The first step in antibacterial treatment is an intravenous infusion of distilled water at 60 milliequivalents Sodium bicarbonate. You give about 1 liter and the pH of the urine is checked so that one can determine when it reaches a pH of about 7.4 Has. You then give another liter of the same Bicarbonate solution, but also the desired amount Contains glucuronide. This treatment can if necessary be repeated daily.
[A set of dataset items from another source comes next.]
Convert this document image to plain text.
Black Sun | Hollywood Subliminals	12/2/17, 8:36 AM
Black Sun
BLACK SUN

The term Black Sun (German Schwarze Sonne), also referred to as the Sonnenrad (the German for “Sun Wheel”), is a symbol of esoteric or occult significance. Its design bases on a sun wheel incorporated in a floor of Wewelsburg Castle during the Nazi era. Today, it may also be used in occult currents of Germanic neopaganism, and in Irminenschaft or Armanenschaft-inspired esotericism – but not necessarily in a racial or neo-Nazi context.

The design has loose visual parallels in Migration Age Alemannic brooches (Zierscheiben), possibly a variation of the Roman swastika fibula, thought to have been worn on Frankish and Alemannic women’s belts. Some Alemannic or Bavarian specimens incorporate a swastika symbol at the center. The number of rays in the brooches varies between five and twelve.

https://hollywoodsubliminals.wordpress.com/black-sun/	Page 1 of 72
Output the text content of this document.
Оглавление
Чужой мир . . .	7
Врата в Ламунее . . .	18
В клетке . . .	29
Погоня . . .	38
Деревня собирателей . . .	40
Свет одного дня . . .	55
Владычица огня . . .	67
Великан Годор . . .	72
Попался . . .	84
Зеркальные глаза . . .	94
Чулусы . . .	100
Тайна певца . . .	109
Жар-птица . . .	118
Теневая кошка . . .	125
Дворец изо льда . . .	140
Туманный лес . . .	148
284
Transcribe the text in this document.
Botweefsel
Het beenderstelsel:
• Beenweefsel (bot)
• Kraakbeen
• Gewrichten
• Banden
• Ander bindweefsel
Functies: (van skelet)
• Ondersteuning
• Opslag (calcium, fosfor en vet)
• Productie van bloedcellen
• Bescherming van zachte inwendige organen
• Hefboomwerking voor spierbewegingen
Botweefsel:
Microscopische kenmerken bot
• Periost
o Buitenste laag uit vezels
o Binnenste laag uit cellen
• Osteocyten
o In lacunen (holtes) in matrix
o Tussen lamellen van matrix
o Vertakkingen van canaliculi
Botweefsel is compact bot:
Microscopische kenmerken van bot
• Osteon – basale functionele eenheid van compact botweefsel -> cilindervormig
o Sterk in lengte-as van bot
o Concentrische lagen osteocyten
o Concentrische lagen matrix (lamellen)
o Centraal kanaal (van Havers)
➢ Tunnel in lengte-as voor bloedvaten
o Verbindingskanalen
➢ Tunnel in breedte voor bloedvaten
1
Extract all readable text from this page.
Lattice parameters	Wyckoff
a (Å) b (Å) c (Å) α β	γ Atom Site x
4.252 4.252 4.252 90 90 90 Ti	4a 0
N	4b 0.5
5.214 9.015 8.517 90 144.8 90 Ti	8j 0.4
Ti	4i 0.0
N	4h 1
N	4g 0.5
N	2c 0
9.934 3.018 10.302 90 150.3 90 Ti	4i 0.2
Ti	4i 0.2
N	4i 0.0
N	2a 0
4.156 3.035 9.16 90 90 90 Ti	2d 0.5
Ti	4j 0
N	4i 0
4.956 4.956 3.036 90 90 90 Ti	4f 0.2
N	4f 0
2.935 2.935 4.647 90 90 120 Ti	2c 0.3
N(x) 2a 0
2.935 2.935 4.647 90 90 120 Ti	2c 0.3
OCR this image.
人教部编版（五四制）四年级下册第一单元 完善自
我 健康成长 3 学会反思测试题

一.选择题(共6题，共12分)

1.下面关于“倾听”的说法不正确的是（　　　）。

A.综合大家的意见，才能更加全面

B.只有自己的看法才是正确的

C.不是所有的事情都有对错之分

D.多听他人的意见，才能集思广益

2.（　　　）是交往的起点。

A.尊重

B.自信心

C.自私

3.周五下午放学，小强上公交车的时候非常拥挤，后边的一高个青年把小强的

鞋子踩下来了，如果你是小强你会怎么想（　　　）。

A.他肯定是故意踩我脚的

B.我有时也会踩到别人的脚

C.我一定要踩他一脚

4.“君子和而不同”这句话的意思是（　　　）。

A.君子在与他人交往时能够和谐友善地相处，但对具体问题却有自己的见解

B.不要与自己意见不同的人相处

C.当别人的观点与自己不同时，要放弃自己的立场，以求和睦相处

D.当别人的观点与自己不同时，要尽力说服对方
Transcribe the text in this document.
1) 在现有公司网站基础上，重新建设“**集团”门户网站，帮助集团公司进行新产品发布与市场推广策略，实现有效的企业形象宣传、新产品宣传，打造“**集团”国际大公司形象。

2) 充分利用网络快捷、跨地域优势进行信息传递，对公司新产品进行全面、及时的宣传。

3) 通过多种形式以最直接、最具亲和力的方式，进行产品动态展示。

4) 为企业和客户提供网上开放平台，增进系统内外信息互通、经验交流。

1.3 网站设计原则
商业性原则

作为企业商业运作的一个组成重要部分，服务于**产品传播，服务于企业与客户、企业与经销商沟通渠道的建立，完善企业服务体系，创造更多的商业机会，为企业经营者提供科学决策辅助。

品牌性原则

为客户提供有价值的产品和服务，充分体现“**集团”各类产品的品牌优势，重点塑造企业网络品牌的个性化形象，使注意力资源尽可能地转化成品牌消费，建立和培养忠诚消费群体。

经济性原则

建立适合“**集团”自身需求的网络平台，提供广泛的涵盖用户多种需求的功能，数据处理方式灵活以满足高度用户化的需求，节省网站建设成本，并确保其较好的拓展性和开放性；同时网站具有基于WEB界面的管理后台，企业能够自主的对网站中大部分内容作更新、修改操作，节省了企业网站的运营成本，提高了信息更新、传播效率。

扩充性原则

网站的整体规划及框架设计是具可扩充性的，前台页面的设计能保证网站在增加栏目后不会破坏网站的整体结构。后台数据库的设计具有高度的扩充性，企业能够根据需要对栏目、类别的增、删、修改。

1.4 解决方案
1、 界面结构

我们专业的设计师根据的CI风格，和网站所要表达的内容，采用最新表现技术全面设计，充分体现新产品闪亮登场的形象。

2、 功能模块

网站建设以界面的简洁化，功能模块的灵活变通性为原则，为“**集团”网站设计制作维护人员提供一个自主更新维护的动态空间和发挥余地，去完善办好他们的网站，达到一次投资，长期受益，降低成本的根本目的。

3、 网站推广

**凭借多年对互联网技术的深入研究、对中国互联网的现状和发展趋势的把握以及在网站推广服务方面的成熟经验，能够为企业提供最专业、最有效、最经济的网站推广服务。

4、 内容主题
The alkalizing agent can also be administered orally and you can use any means that the The body is alkalized to such an extent that the pH of the Urine is approximately 7.4. The glucuronide should not be oral can be administered, however, it can be on any type of parenteral administration.

Claims (3)

1. The glucuronides chloro-m-cresol- β -D-glucuronic acid, 4,6-dinitro-o-cresol- β- D-glucuronic acid, 4-chloro-3,5-xylenol- β- D-glucuronic acid, chlorothymol β- D-glucuronic acid, 2-phenyl-6-chlorophenol- β -D-glucuronic acid, podophyllotoxin β- D-glucuronic acid, p-iodophenol- β -D-glucuronic acid, phenyl-sulfazole- β -D-glucuronic acid, methacrylonitrile- β- D-glucuronic acid and 2,4-dinitrophenol- β- D-glucuronic acid. 2. A process for the preparation of glucuronides according to claim 1, characterized in that the aglycone with methyl (tri-O-acetyl- α- D-glucopyranosyl) halogenuronate in a manner known per se to form the methyl ester of the aglycone-tri-O- acetyl- β- D-glucuronic acid condensed, a sufficient amount of barium hydroxide was added to the product of this condensation to form a precipitate, this precipitate was separated and treated with an amount of sulfuric acid sufficient for the final precipitation of barium sulfate, the supernatant was removed and the glucuronide was dried to obtain it. 3. Pharmaceutical agent for the tumor or antibacterial therapy containing a glucuronide compound according to claim 1, a hyperglycemic and an alkalizing Agents as well as any other usual medicines, additives and Auxiliaries.